Closed pauline-ng closed 5 years ago
@LipengKang
1) When you run the sample files, are SIFT4G databases created correctly? 2) When you look in the fasta directory for Triticum aestivum, do you see protein sequences?
Thank you, Pauline
@pauline-ng
1.Sample file worked well!
2.proteinDB was download(uniref90.fasta) which also used in sample test
pep.fa (chrftp://ftp.ensemblgenomes.org/pub/plants/release-42/fasta/triticum_aestivum/pep/)
This is my file tree:
sift/
|-- chr-src
| -- ensemblWheatv1.0.fa.gz |-- dbSNP
-- gene-annotation-src
|-- Triticum_aestivum.IWGSC.42.gtf.gz
`-- Triticum_aestivum.IWGSC.pep.all.fa.gz
I test a suset gtf, it seems errors was always found in make-single-records-BIOPERL.pl line 270, 276, 301, 547; generate-fasta-subst-files-BIOPERL.pl line 615, 620, 888 Thank you, Lipeng
Hi Lipeng,
For item 2, there should be a directory named fasta/
pep.fa downloaded from Ensembl is just used for checking.

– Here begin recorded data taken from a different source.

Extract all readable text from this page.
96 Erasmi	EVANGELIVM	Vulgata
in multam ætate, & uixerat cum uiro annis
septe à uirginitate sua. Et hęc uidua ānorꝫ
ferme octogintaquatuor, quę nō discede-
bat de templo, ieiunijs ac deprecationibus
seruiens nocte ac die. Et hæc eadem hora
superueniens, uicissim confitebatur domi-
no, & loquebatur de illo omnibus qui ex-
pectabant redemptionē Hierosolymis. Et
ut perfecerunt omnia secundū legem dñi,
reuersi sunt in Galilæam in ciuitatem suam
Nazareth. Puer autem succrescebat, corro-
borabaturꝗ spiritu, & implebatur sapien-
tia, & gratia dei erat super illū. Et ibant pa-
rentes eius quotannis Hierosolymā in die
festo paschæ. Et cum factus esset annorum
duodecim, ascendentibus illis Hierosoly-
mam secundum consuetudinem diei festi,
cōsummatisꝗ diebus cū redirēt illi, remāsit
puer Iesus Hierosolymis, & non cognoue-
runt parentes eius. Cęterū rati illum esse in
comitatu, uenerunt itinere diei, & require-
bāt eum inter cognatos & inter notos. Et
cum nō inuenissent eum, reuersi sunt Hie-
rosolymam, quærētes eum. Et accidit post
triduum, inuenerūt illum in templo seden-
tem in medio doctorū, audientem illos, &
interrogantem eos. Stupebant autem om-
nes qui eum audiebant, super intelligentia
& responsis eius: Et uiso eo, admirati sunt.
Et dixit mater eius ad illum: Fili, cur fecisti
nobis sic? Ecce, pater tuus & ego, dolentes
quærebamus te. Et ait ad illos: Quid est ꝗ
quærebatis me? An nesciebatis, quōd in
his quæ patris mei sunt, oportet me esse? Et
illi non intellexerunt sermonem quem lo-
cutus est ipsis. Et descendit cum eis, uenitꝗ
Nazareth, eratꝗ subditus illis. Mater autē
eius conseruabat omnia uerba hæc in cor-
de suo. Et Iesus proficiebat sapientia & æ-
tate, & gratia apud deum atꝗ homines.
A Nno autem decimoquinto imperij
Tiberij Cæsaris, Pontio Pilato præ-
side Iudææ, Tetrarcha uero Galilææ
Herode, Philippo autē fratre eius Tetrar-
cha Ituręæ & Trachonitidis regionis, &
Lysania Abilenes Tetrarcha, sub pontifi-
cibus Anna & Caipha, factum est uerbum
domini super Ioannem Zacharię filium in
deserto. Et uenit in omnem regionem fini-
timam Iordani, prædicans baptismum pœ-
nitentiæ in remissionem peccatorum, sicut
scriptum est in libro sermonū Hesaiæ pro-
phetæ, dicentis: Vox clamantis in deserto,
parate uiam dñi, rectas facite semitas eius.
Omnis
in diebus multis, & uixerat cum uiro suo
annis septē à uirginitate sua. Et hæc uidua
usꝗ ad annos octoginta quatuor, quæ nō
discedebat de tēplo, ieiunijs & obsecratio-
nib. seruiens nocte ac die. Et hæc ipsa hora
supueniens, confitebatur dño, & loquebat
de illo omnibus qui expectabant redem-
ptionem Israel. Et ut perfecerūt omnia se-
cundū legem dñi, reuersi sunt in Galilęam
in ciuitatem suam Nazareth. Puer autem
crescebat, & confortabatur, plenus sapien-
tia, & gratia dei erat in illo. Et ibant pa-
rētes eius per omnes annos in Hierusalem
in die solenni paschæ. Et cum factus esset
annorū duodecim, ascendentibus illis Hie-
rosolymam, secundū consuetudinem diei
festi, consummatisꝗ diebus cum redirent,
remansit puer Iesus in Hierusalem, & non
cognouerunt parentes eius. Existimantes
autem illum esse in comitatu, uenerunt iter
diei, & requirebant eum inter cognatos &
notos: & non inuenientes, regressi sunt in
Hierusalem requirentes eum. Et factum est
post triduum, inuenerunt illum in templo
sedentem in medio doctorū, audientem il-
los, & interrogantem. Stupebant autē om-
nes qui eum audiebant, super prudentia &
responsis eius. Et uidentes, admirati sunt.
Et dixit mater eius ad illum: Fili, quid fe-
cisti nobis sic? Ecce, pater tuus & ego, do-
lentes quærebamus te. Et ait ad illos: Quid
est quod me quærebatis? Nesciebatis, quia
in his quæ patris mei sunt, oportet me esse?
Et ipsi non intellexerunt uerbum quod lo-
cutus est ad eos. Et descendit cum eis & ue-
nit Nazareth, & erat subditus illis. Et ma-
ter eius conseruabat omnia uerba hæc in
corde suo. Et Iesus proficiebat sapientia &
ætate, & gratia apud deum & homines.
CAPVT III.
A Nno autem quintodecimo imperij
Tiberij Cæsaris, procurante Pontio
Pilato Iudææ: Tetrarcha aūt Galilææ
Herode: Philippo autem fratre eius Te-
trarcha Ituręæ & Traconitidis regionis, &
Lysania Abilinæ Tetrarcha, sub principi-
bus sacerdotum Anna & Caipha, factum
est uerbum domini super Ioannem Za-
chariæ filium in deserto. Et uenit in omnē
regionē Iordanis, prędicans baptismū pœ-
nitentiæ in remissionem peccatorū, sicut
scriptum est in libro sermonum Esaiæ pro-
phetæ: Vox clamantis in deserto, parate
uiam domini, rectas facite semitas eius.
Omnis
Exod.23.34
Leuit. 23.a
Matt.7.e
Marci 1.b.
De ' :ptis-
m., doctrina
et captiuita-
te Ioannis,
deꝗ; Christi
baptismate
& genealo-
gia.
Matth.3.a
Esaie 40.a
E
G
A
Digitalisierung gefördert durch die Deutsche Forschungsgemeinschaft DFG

Can you send me your config file?
(still on vacation, but this should make it faster to debug when I get back.)
Thanks, Pauline
Hi Pauline, For item 2 , the fasta/ directory is empty.
Here are the config file and log file.
I also make a new GTF which contain gene_biotype"protein_coding" and labeled as exon, CDS, start_codon and stop_codon for sift4g. But failed to call sift with similar error. This is partial example.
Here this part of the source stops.